Rahul Vohra on how to measure product/market fit

Rahul Vohra is the founder and CEO of Superhuman. In the early days of the company, he was looking for a metric to measure product/market fit so that he and his team could optimize it.

He eventually came across the following methodology from Sean Ellis:

Simply ask your users: “How would you feel if you could no longer use the product?” with three options: (1) not disappointed, (2) somewhat disappointed, or (3) very disappointed.

It turns out that the benchmark for product/market fit across hundreds of venture-backed startups is 40% of respondents saying “very disappointed”. And as Rahul puts it:

“If more than 40% of your users would be very disappointed without your product, then you should focus on growing your company. If less than 40% of your users would be very disappointed without your product, then you’ll probably struggle to grow.”

40% may not sound like a lot, but it’s an incredibly hard benchmark to beat.

For example, Slack posed this to 731 customers early in the company’s history, and 51% said they would be very disappointed without Slack. One might expect a terrific product like Slack to have a score of 60-80%, but that wasn’t the case.
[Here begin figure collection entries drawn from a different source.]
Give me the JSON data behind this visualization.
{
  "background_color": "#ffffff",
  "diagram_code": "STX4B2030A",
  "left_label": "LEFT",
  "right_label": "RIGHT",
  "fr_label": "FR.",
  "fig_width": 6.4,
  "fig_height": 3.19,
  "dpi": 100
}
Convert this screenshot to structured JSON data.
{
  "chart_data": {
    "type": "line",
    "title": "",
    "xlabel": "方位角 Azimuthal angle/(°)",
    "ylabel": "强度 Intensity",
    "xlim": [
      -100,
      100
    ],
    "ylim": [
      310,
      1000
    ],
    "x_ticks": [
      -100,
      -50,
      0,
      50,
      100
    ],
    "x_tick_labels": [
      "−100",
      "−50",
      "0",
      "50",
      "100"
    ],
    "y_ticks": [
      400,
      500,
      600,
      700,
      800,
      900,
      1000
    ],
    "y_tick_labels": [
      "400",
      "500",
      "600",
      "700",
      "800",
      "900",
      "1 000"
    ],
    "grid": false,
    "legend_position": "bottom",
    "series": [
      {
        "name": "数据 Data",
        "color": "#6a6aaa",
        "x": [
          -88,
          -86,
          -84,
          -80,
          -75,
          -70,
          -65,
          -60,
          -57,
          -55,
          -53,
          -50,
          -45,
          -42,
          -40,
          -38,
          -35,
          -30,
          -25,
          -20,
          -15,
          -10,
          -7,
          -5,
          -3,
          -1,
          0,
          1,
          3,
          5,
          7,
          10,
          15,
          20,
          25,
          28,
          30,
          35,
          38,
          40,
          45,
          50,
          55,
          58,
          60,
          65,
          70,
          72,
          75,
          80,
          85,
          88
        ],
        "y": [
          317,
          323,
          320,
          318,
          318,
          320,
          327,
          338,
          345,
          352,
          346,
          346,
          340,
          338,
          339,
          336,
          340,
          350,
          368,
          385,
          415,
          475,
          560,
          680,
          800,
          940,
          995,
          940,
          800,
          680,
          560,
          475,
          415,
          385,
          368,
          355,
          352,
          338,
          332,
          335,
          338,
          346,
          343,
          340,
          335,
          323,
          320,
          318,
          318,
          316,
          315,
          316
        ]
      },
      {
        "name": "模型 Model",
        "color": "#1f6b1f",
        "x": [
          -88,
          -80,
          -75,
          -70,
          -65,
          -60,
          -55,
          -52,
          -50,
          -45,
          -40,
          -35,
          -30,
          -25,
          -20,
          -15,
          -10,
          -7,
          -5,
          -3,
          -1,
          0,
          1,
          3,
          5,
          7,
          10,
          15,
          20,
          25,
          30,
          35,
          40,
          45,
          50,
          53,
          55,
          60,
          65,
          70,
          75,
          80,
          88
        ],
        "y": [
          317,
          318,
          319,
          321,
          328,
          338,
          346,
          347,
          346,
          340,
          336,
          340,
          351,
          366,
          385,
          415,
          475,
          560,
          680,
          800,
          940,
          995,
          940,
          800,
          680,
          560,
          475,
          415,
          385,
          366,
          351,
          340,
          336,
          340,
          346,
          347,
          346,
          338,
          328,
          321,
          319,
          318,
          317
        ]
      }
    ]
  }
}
Rahul’s explanation of why the response options are focused on disappointment rather than happiness is interesting too:

“I think the reason behind that is that if you ask people how they feel about a product and you give them positive potential responses, I think it invites more bias. People are more likely to be polite. And it also doesn’t get to the heart of the matter which is: how necessary has your product become in people’s lives? If you’re trying to build a company that’s going to stand the test of time, you really do have to build a product that matters and that people ultimately come to depend on because it’s just so incredible at what it does. And that’s what this question gets to the heart of.”

If you’re looking to go deeper on this topic, I’d recommend Rahul’s article “How Superhuman Built an Engine to Find Product Market Fit” and Sean Ellis’s book Hacking Growth.